Embedding-based retrieval (EBR) methods are widely used in modern recommender systems thanks to its simplicity and effectiveness. However, along the journey of deploying and iterating on EBR in production, we still identify some fundamental issues in existing methods. First, when dealing with large corpus of candidate items, EBR models often have difficulties in balancing the performance on distinguishing highly relevant items (positives) from both irrelevant ones (easy negatives) and from somewhat related yet not competitive ones (hard negatives). Also, we have little control in the diversity and fairness of the retrieval results because of the ``greedy'' nature of nearest vector search. These issues compromise the performance of EBR methods in large-scale industrial scenarios. This paper introduces a simple and proven-in-production solution to overcome these issues. The proposed solution takes a divide-and-conquer approach: the whole set of candidate items are divided into multiple clusters and we run EBR to retrieve relevant candidates from each cluster in parallel; top candidates from each cluster are then combined by some controllable merging strategies.
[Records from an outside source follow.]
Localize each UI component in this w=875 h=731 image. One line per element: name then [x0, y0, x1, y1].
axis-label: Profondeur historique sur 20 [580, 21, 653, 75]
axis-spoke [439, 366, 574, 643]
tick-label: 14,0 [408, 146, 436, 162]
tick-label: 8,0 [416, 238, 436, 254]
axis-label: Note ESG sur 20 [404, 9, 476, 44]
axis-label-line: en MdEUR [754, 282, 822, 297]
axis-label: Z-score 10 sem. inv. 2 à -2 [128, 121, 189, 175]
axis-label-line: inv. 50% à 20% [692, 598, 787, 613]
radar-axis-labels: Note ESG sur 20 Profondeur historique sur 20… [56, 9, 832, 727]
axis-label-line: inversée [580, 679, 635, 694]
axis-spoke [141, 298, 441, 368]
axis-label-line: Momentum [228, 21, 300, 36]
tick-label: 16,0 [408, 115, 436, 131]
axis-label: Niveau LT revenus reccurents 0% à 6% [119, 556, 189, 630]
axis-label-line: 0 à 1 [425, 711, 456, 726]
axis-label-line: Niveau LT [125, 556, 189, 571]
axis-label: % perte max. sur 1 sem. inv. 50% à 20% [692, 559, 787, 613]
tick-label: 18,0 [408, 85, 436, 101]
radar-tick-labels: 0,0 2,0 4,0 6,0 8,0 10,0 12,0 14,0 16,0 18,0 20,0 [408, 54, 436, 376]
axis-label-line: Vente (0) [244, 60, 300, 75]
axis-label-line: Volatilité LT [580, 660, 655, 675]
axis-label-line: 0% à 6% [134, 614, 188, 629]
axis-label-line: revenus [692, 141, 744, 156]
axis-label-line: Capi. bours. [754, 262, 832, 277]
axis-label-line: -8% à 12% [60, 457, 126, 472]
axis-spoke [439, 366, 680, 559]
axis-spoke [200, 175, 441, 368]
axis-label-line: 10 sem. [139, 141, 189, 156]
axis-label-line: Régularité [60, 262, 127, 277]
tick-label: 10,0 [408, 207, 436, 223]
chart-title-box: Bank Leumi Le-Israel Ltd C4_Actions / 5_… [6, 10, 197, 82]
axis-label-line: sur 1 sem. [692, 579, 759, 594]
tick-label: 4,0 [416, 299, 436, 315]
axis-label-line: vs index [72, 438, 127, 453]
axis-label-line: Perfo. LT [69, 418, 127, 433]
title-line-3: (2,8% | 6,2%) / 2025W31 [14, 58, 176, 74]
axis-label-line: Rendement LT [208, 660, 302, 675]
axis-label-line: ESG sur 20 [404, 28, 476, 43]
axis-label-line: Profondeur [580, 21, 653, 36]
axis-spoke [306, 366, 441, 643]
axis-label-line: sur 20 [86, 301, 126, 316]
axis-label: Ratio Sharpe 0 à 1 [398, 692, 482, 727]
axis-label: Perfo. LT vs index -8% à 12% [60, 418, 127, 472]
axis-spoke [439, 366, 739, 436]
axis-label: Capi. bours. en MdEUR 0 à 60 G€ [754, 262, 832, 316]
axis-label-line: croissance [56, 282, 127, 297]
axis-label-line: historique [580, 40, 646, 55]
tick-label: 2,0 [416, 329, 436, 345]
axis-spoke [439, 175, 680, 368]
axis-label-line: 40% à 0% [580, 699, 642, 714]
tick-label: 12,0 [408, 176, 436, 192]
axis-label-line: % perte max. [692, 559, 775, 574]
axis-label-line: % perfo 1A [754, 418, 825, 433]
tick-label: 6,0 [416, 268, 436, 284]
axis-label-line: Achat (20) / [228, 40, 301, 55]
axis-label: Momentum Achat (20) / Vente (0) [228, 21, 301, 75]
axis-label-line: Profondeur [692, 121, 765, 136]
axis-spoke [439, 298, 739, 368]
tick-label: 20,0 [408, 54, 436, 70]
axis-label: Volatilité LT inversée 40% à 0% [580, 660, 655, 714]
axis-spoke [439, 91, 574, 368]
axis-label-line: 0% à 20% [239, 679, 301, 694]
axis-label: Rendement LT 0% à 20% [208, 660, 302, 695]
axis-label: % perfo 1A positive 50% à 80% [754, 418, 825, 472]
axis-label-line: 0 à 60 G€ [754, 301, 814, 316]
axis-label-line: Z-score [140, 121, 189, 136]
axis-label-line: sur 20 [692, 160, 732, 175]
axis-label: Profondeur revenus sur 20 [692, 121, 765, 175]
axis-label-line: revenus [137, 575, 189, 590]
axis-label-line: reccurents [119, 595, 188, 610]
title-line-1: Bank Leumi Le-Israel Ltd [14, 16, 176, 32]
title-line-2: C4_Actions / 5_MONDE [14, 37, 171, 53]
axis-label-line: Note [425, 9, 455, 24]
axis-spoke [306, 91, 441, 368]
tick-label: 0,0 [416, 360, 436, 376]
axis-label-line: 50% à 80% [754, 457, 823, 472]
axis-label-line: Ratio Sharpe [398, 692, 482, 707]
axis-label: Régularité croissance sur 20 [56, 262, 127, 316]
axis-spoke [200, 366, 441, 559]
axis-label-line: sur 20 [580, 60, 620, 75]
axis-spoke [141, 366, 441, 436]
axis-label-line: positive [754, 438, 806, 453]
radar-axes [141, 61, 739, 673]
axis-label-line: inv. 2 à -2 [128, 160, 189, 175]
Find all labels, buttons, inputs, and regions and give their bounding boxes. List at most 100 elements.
This approach allows our EBR models to only concentrate on discriminating positives from mostly hard negatives. It also enables further improvement from a multi-tasking learning (MTL) perspective: retrieval problems within each cluster can be regarded as individual tasks; inspired by recent successes in prompting and prefix-tuning, we propose an efficient task adaption technique further boosting the retrieval performance within each cluster with negligible overheads.